Monday, February 21, 2011

The Most Artificially Exciting (and Scripted) Dunk Contest Ever

For those who only saw the highlights, or who missed the NBA dunk contest this weekend, I need to address what really happened:

The 2011 NBA dunk contest was a scripted, WWF-style event
Each of the 4 participants (Blake Griffin, DeMar Derozoan, Serge Ibaka, Javale McGee) had a celebrity coach. The celebrity "coaches" (mainly Chris Webber and Kenny Smith) were the equivalent of early 1990s pro wrestling managers (think Jimmy Hart) who gave speeches and other bizarre things before dunks. I'm not joking. Aside from the fact that each had a coach/manager, the NBA decided that instead of relying on young athletes to somehow think of original dunks or original ways to provide showmanship in a dunk contest, the NBA also followed the lead of the WWF/WWE/WCW and MUST have had writers script each athlete's dunks. The 1st round of dunks were better than the last 5 years combined I believe! Here's what happened in the opening round:
1) McGee dunking two basketballs on two hoops standing next to each other
2) McGee following it with dunking three basketballs (two quickly, and tapping a 3rd one in on an alley oop)
3) Ibaka involving a young, 7-year old child actor who said "my toy is stuck on the hoop!" and Ibaka saying, "don't worry, I'll get it down," then Ibaka inadvertently knocking part of the stuffed monkey to the ground, requiring an NBA employee to get on a lift to re-install the stuffed monkey, so Ibaka then dunked the basketball and caught part of the toy monkey in his mouth, and then took it out of his mouth and gave the toy to the child actor
4) Ibaka dunking from the free throw line (a la Jordan)
5) Derozan actually doing unreal dunks (but less showmanship)
6) Blake Griffin doing worse dunks than Derozan, but advancing with the EXACT NECESSARY score because of his planned finale involving a gospel choir singing "I believe I can Fly" while Griffin jumped over the hood of a KIA car where Baron Davis threw a pass through the moon roof of the car.

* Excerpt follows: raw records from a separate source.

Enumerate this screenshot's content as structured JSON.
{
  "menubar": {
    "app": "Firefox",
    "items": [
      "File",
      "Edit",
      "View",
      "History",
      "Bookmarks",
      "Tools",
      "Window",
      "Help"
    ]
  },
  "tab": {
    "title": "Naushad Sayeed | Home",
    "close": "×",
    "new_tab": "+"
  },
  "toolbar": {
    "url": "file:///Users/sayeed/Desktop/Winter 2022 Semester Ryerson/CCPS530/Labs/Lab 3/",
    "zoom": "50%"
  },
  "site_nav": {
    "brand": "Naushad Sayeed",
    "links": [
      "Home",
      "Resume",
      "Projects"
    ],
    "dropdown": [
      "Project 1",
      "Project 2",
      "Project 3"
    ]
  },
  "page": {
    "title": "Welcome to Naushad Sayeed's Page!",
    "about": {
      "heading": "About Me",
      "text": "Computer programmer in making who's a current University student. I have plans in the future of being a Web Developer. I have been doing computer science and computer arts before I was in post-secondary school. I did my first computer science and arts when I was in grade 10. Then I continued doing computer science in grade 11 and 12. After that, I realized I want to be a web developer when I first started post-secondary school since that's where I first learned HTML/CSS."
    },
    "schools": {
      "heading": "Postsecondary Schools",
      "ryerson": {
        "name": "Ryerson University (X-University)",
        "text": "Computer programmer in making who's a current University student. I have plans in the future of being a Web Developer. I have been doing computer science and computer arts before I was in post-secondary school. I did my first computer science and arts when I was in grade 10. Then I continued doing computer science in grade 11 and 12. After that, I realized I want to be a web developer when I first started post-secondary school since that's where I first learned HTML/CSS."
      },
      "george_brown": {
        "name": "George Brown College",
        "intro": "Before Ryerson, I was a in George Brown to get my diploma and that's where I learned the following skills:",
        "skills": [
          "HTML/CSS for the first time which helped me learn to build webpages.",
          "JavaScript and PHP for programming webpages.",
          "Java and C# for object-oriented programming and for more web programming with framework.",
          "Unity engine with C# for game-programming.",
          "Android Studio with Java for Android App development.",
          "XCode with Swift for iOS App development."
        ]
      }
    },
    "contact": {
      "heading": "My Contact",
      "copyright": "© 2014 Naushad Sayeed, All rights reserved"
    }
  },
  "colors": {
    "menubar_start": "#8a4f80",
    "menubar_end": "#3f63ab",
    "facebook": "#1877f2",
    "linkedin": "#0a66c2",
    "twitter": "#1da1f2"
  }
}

In conclusion, the dunk contest was exciting. I just never thought I would see an event with more props (extra hoops, choirs, cars, toy monkeys, horrible child actors) and scripts than in all of the previous dunk contests combined. There's obviously no turning back now though. 2012's dunk contest will have to be even better. I think fire is the next obvious element to include!

4 comments:

B. Hutchens said...

As a disclaimer, I very rarely watch the NBA, but I was flipping through channels on Saturday and saw the dunk contest. I was thinking the exact same thing. I was wondering one of the guys was going to rip his shirt off and run around with his hand to his ear. Or if they were going to have a ladder match where the rim was above a ladder and two players would have to fight their way up to it to dunk the ball. It was ridiculous.

Mighty Mike said...

A ladder dunk contest match? Don't give them any ideas!

Hitman said...

Your post identified eight people by name: the four competitors in the dunk contest; two of their "coaches"; a WWF manager; and a separate NBA player (Baron Davis).

I know full well who the four non-competitors are. I've never even heard of three of the four competitors.

That, my friends, is what's wrong with the NBA today.

Gutsy Goldberg said...

actually, i'm fine with newer, younger players participating in the dunk contest. there are bigger fish to fry in the NBA.

the ladder match of dunking is also a great idea!